A María Dolores
Con un movimiento suave de sus alas, se puso cara al viento y permaneció allí, inmóvil en lo alto, como si alguien hubiese pintado sobre el gris nublado de la mañana su silueta negra. Durante unos minutos se dejó admirar, tal vez consciente de ser el símbolo de la majestad. Luego aleteó de nuevo con suavidad elegante, dio dos vueltas y volvió a quedar cara al viento, inmóvil de nuevo.
Aquí abajo, a medio camino del risco coronado por las ruinas antañonas del castillo morellano, no podía verlo, pero estaba seguro de que el águila nos observaba desde su elevada quietud al filo del viento. Negra, imponente, majestuosa, indiferente, pero advirtiendo que aún está aquí.
Un relámpago allá, sobre la cumbre de una sierra cercana, rasga el aire húmedo segundos antes de que llegase su retumbo. El águila movió de nuevo sus alas, las batió con idéntica elegancia y se alejó despacio, no sé dónde. Tal vez, al mismo lugar en el que reposan sus compañeras bicéfalas, imagen y símbolo de glorias pretéritas.
Porque, en realidad, ya no es el tiempo de las águilas.
Seguí ascendiendo hasta la cumbre coronada, de la mano de unos rizos negros y brillantes, tan negros y tan brillantes como las alas del águila, y de unos ojos luminosos y alegres. Alegría tranquila a pesar del aire húmedo y de la amenaza de tormenta. Rizos y ojos de Penélope… o de Dulcinea, que tanto da.
Ya no es el tiempo de las águilas ni siquiera entre las piedras viejas cosidas a tiros de arcabuz, de mosquete y de fusil. Es el tiempo de los pantalones cortos, de los zapatos deportivos y las cámaras digitales que muestran al momento en su pantalla la cara de pasmo que se nos queda después de una foto a traición.
Tal vez por eso, porque ya no era su tiempo, salió volando el águila. Por eso, o porque hasta su roquedal almenado llegaba un grupo de curiosos (pantalón corto y cámara digital) armando más ruido que las trompetas del Armagedón, que, a fin de cuentas, es lo que corresponde a los turistas.
Su mano enlazada con la mía, los rizos negros y los ojos luminosos me llevan hasta una garita al amparo de miradas curiosas. Susurros atrevidos al socaire de la historia, en el lugar donde unos pobres desgraciados, generaciones atrás, oteaban el horizonte en busca de otros pobres desgraciados, dispuestos unos y otros a acuchillarse alegremente en el nombre de una idea. Tiempo de águilas. Ahora, ya no.
Al fin, la cumbre. Peñasco permanentemente vendido a todos los vientos, nido de águilas bicéfalas sobre paño amarillo, de águilas negras recortadas contra el gris plomo de la mañana, de pantalones cortos… y de rizos negros y ojos alegres.
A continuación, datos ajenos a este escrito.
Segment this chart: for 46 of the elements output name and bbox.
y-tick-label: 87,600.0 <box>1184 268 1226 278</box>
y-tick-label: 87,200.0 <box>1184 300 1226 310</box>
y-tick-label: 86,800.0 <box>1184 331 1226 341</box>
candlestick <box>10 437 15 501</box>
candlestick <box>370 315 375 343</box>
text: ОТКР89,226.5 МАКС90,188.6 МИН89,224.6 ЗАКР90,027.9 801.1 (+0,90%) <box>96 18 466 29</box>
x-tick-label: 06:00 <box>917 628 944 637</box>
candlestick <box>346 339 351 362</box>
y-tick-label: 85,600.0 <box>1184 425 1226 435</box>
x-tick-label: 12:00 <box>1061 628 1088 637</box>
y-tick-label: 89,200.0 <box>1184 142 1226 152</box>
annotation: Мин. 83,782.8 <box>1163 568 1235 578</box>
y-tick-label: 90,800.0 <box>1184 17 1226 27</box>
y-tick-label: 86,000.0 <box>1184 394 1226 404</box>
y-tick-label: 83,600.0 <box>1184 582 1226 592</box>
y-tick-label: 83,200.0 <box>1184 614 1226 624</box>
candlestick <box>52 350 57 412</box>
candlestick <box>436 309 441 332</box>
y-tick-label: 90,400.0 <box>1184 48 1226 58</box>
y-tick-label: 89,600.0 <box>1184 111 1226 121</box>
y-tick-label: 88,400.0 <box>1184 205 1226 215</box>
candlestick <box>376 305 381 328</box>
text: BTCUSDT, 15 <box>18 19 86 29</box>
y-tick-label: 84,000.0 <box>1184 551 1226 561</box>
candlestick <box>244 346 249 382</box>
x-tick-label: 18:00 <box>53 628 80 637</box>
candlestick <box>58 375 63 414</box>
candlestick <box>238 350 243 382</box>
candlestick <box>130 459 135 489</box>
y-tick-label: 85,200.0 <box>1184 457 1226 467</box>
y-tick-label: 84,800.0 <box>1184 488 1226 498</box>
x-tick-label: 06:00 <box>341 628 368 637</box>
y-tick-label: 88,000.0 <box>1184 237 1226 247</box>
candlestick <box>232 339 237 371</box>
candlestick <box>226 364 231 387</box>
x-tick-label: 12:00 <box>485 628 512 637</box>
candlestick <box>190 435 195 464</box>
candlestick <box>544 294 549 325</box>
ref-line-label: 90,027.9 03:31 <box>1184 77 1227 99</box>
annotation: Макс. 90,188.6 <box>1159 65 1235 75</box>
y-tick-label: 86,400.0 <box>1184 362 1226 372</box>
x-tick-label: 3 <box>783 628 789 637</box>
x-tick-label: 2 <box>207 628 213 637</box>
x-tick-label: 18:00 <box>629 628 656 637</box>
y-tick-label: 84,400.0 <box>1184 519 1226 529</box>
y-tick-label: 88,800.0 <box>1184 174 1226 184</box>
Hubo un tiempo en el que por entre aquellas peñas coronadas de almenas pulularon, fusil al hombro, escapulario al pecho y boina colorada, los mocetones del tigre Cabrera. Los imagino saltando a los parapetos, tragándose el miedo que sudan, murmurando una oración y jurando por lo bajo. Aguzo el oído entre el golpeteo de la lluvia para escuchar sus voces. Pero sólo se oye la lluvia y, por encima de ella, la protesta grosera. “Corre, joder, que arrecia”. Y entonces me viene a la mente que aquello también pudo decirlo alguno de los carlistones del Tigre, en mitad de una ensalada de tiros. Arreciaba plomo y fuego entonces. Las piedras del castillo morellano están pegadas con sangre, como tantas otras, del tiempo de las águilas.
Ya no llueve. Son cortas las tormentas de verano.
Miro hacia lo alto. Me despido del risco argamasado con sangre de generaciones. Esperaba ver de nuevo el vuelo del águila regresando a su peñasco coronado, pero el cielo, fuera de los trazos grises, cada vez más claros, de las nubes, estaba vacío.
Penélope, o Dulcinea, que tanto da, con sus rizos negros y su mirada brillante, aprieta suavemente mi mano y susurra:
-Mira.
Al borde del camino, matorrales crecidos entre las piedras, entre los resquicios de la muralla. Matorrales de flores amarillas y violeta. Y, sobre ellas, apenas más grande que un pulgar, un colibrí. Parece inmóvil a pesar del frenético batir de sus alas y liba de una flor a otra ajeno a nuestra presencia. Carece de la majestad del águila, pero tiene el donaire y la gracia de un simpático pilluelo.
Aspiro profundamente el aire aún cargado de humedad. Es verano. De mi mano, con sus rizos negros y brillantes, tan negros y tan brillantes como las alas del águila, y con los ojos luminosos y alegres, tan luminosos y alegres como el vuelo del colibrí, está Penélope. Al fin.